DÈS L’ANNONCE du projet de loi de mariage pour tous par François Hollande en septembre 2012, les voix des médecins se sont élevées. Psychiatres, pédopsychiatres, psychanalystes et pédiatres se sont d’abord penchés sur les répercussions que pourrait avoir sur les enfants l’ouverture de l’adoption simple et plénière aux homosexuels prévue dans le texte présenté par la Garde des Sceaux Christiane Taubira.
La bataille ne se livre pas sur le terrain de la clinique. Les enfants élevés dans un contexte homoparental ne représentent qu’une minorité de la patientèle des médecins, ce qui ne permet pas d’avoir un quelconque recul et rares sont les études de qualité scientifique sur le sujet.
La société française de pédiatrie (SFP) et l’association française de pédiatrie ambulatoire (AFPA) ont par ailleurs mis en garde contre toute schématisation, rappelant que les risques que peuvent présenter l’adoption, bien connue, ou l’homoparentalité, moins renseignée, ne signifient pas échec dès lors que l’enfant a des liens d’attachement précoce stables et que le développement de chacun est singulier.
Des avis inconciliables.
La discussion se situe plutôt au niveau de la construction psychique de l’enfant. Selon le Dr Maurice Berger, chef de service en pédopsychiatrie au CHU de Saint-Étienne, l’homosexualité des parents met en difficulté l’enfant dans sa construction de la scène primitive. Le Dr Christian Flavigny (praticien attaché au service de psychiatrie de l’enfant et de l’adolescent de l’hôpital de la Pitié-Salpêtrière) évoque le risque d’un brouillage généalogique avec des liens de filiation non crédibles, car non ancrés dans une union des manques.
À front renversé, d’autres pédopsychiatres, comme le Dr Serge Hefez (responsable de l’unité de thérapie familiale dans le service de pédopsychiatrie à la Pitié-Salpêtrière), insistent sur les bénéfices de la normalisation de la famille homoparentale pour les enfants qui devraient se sentir moins stigmatisés.
Les avis demeurent inconciliables. Mais les médecins sont-ils seulement légitimes pour se prononcer ? Le Dr Stéphane Nadaud, l’un des premiers pédopsychiatres à avoir publié en 2000 une étude psychologique et comportementaliste sur 58 enfants élevés par des homosexuels, se refuse à tout commentaire sur le mariage pour tous. « En tant que clinicien, le médecin doit accueillir un individu dans sa souffrance sous toutes ses formes. En tant que psychanalyste, il doit s’appuyer sur une clinique.

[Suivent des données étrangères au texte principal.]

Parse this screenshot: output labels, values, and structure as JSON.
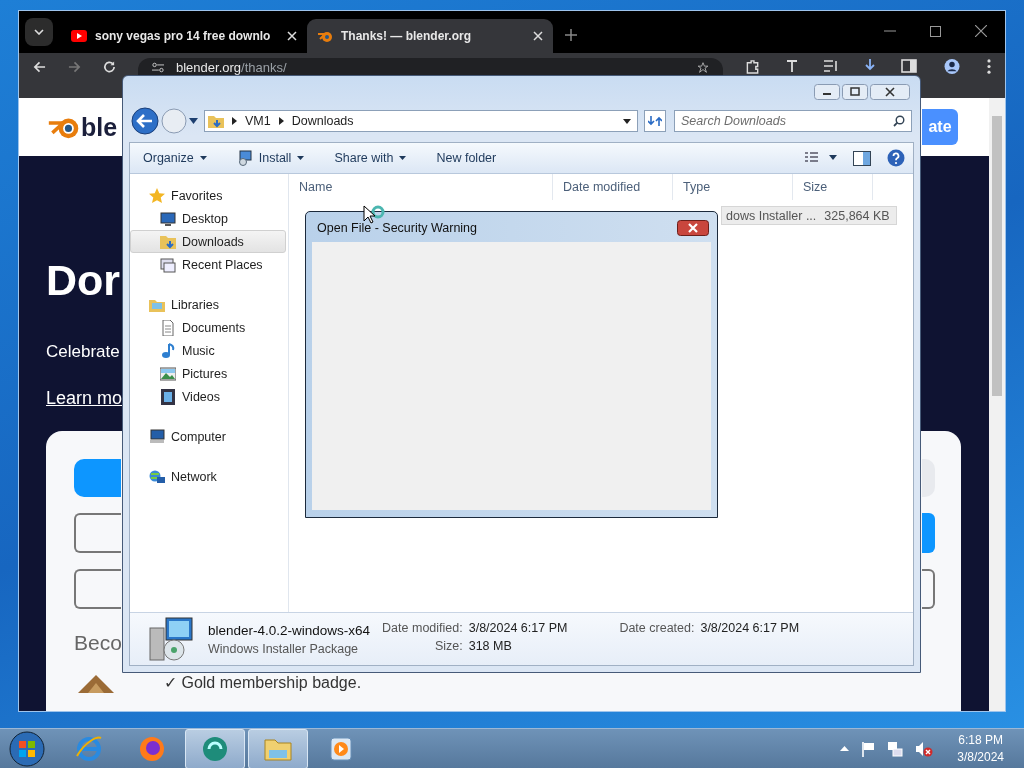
{
  "browser": {
    "tabs": [
      {
        "title": "sony vegas pro 14 free downlo",
        "selected": false
      },
      {
        "title": "Thanks! — blender.org",
        "selected": true
      }
    ],
    "address": {
      "host": "blender.org",
      "path": "/thanks/"
    },
    "page": {
      "logo_text": "ble",
      "header_button": "ate",
      "heading": "Dor",
      "subtitle": "Celebrate",
      "link": "Learn mo",
      "frequency": [
        {
          "selected": true
        },
        {
          "selected": false
        }
      ],
      "amounts": [
        {
          "selected": false
        },
        {
          "selected": true
        },
        {
          "selected": false
        },
        {
          "selected": false
        }
      ],
      "section_heading": "Beco",
      "perk": {
        "mark": "✓",
        "text": "Gold membership badge."
      }
    }
  },
  "explorer": {
    "breadcrumb": [
      "VM1",
      "Downloads"
    ],
    "search": {
      "placeholder": "Search Downloads"
    },
    "commands": [
      {
        "label": "Organize",
        "dropdown": true
      },
      {
        "label": "Install",
        "dropdown": true
      },
      {
        "label": "Share with",
        "dropdown": true
      },
      {
        "label": "New folder",
        "dropdown": false
      }
    ],
    "nav": [
      {
        "label": "Favorites",
        "children": [
          {
            "label": "Desktop",
            "selected": false
          },
          {
            "label": "Downloads",
            "selected": true
          },
          {
            "label": "Recent Places",
            "selected": false
          }
        ]
      },
      {
        "label": "Libraries",
        "children": [
          {
            "label": "Documents",
            "selected": false
          },
          {
            "label": "Music",
            "selected": false
          },
          {
            "label": "Pictures",
            "selected": false
          },
          {
            "label": "Videos",
            "selected": false
          }
        ]
      },
      {
        "label": "Computer"
      },
      {
        "label": "Network"
      }
    ],
    "columns": [
      "Name",
      "Date modified",
      "Type",
      "Size"
    ],
    "files": [
      {
        "type": "dows Installer ...",
        "size": "325,864 KB",
        "selected": true
      }
    ],
    "details": {
      "name": "blender-4.0.2-windows-x64",
      "kind": "Windows Installer Package",
      "fields": [
        {
          "label": "Date modified:",
          "value": "3/8/2024 6:17 PM"
        },
        {
          "label": "Size:",
          "value": "318 MB"
        },
        {
          "label": "Date created:",
          "value": "3/8/2024 6:17 PM"
        }
      ]
    }
  },
  "dialog": {
    "title": "Open File - Security Warning"
  },
  "taskbar": {
    "apps": [
      {
        "active": false
      },
      {
        "active": false
      },
      {
        "active": true
      },
      {
        "active": true
      },
      {
        "active": false
      }
    ],
    "time": "6:18 PM",
    "date": "3/8/2024"
  }
}
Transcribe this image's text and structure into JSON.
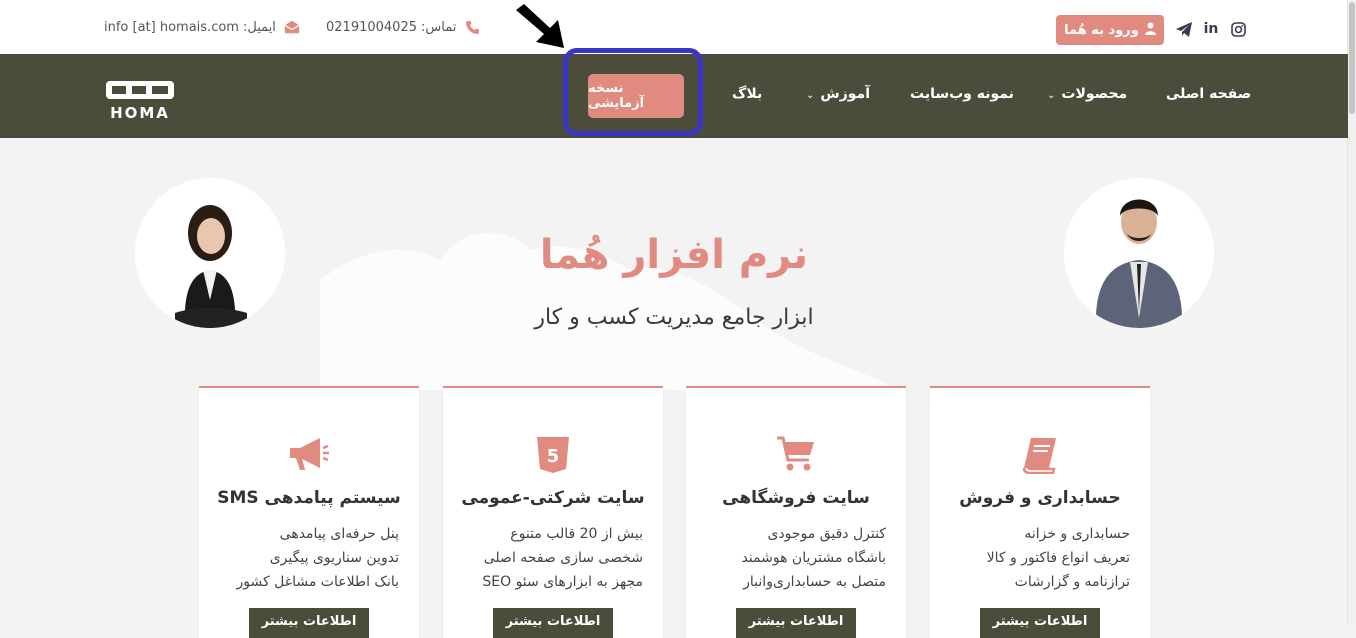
{
  "topbar": {
    "email": {
      "label": "ایمیل:",
      "value": "info [at] homais.com"
    },
    "phone": {
      "label": "تماس:",
      "value": "02191004025"
    },
    "login_label": "ورود به هُما"
  },
  "nav": {
    "home": "صفحه اصلی",
    "products": "محصولات",
    "sample_site": "نمونه وب‌سایت",
    "education": "آموزش",
    "blog": "بلاگ",
    "trial": "نسخه آزمایشی",
    "logo_text": "HOMA"
  },
  "hero": {
    "title": "نرم افزار هُما",
    "subtitle": "ابزار جامع مدیریت کسب و کار"
  },
  "cards": [
    {
      "title": "حسابداری و فروش",
      "icon": "book-icon",
      "lines": [
        "حسابداری و خزانه",
        "تعریف انواع فاکتور و کالا",
        "ترازنامه و گزارشات"
      ],
      "button": "اطلاعات بیشتر"
    },
    {
      "title": "سایت فروشگاهی",
      "icon": "cart-icon",
      "lines": [
        "کنترل دقیق موجودی",
        "باشگاه مشتریان هوشمند",
        "متصل به حسابداری‌وانبار"
      ],
      "button": "اطلاعات بیشتر"
    },
    {
      "title": "سایت شرکتی-عمومی",
      "icon": "html5-icon",
      "lines": [
        "بیش از 20 قالب متنوع",
        "شخصی سازی صفحه اصلی",
        "مجهز به ابزارهای سئو SEO"
      ],
      "button": "اطلاعات بیشتر"
    },
    {
      "title": "سیستم پیامدهی SMS",
      "icon": "megaphone-icon",
      "lines": [
        "پنل حرفه‌ای پیامدهی",
        "تدوین سناریوی پیگیری",
        "بانک اطلاعات مشاغل کشور"
      ],
      "button": "اطلاعات بیشتر"
    }
  ],
  "colors": {
    "accent": "#e08a80",
    "navbar": "#4b4d3a",
    "highlight": "#3a35c8"
  }
}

Je ne vois pas quelle légitimité ont les médecins à dire ce que la société devrait être - à moins de se positionner en moraliste », expliquait-il en janvier au « Quotidien ».
Report de l’AMP.
Absente du projet original de loi sur le mariage pour tous, mais objet d’un cafouillage au sein même de la majorité (le groupe socialiste de l’Assemblée ayant un temps voulu l’inclure sous forme d’amendement), l’ouverture de l’assistance médicale à la procréation (AMP) aux couples de même sexe a également interrogé le corps médical. D’autant plus que la direction générale de la santé a rappelé aux gynécologues et obstétriciens qui orienteraient les femmes à l’étranger pour un don de gamètes qu’ils sont passibles de 5 ans d’emprisonnement et 75 000 euros d’amende.

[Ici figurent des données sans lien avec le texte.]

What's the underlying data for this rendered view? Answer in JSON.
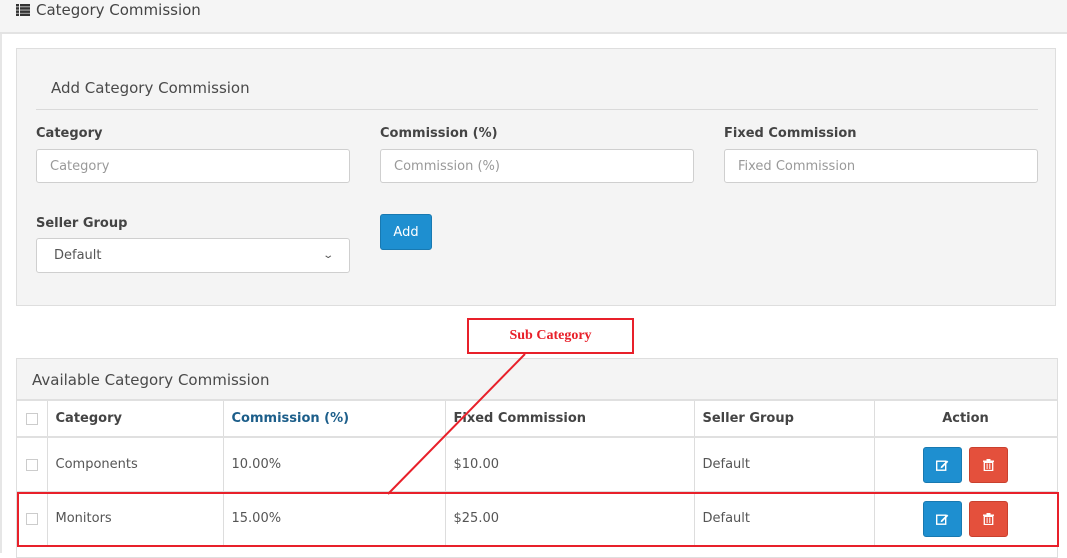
{
  "page": {
    "title": "Category Commission",
    "title_icon": "list-icon"
  },
  "add_form": {
    "heading": "Add Category Commission",
    "category": {
      "label": "Category",
      "placeholder": "Category",
      "value": ""
    },
    "commission_percent": {
      "label": "Commission (%)",
      "placeholder": "Commission (%)",
      "value": ""
    },
    "fixed_commission": {
      "label": "Fixed Commission",
      "placeholder": "Fixed Commission",
      "value": ""
    },
    "seller_group": {
      "label": "Seller Group",
      "selected": "Default"
    },
    "add_label": "Add"
  },
  "table": {
    "heading": "Available Category Commission",
    "columns": [
      "Category",
      "Commission (%)",
      "Fixed Commission",
      "Seller Group",
      "Action"
    ],
    "sorted_column": "Commission (%)",
    "rows": [
      {
        "category": "Components",
        "commission": "10.00%",
        "fixed": "$10.00",
        "seller_group": "Default"
      },
      {
        "category": "Monitors",
        "commission": "15.00%",
        "fixed": "$25.00",
        "seller_group": "Default"
      }
    ],
    "row_actions": {
      "edit_icon": "edit-icon",
      "delete_icon": "trash-icon"
    }
  },
  "annotation": {
    "label": "Sub Category",
    "color": "#e8202a",
    "target_row": "Monitors"
  },
  "colors": {
    "primary": "#1e8fd0",
    "danger": "#e4503c",
    "sorted_header": "#1c5e8a"
  }
}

Passé ce coup de chaud, le débat a très vite été élargi aux difficultés auxquels sont confrontés tous les couples, avec l’appel du Pr René Frydman à un Plan AMP. Sur 70 000 tentatives en France chaque année, seule une femme sur 5 mène sa grossesse à terme. Les dons d’ovocytes manquent, les délais sont interminables, et 8 000 femmes qui en ont les moyens passent les frontières pour un don d’ovocyte. En outre, l’ouverture de l’AMP aux femmes célibataires ou aux homosexuelles en couple pourrait remettre en cause l’anonymat du donneur.
Le Comité consultatif national d’éthique présidé par le Pr Jean-Claude Ameisen, conformément à la loi de bioéthique de 2011, s’est saisi de la question de l’AMP, mais aussi de l’autoconservation des ovocytes, de la levée de l’anonymat des donneurs de gamètes et de la gestation pour autrui (GPA). Celle-ci continue de diviser, certains, comme le Pr François Olivennes plaidant pour une GPA pour des indications médicales, d’autres, comme le Pr Frydman, considérant qu’il s’agit d’une instrumentalisation du corps de la femme.
Des états généraux étaient prévus à l’automne, avant d’être repoussés début 2014, pour laisser la place au débat sur la fin de vie. Presqu’aux calendes grecques. La ministre de la Santé Marisol Touraine a annoncé la dissociation de cette question de la loi sur la famille prévue avant la fin de l’année.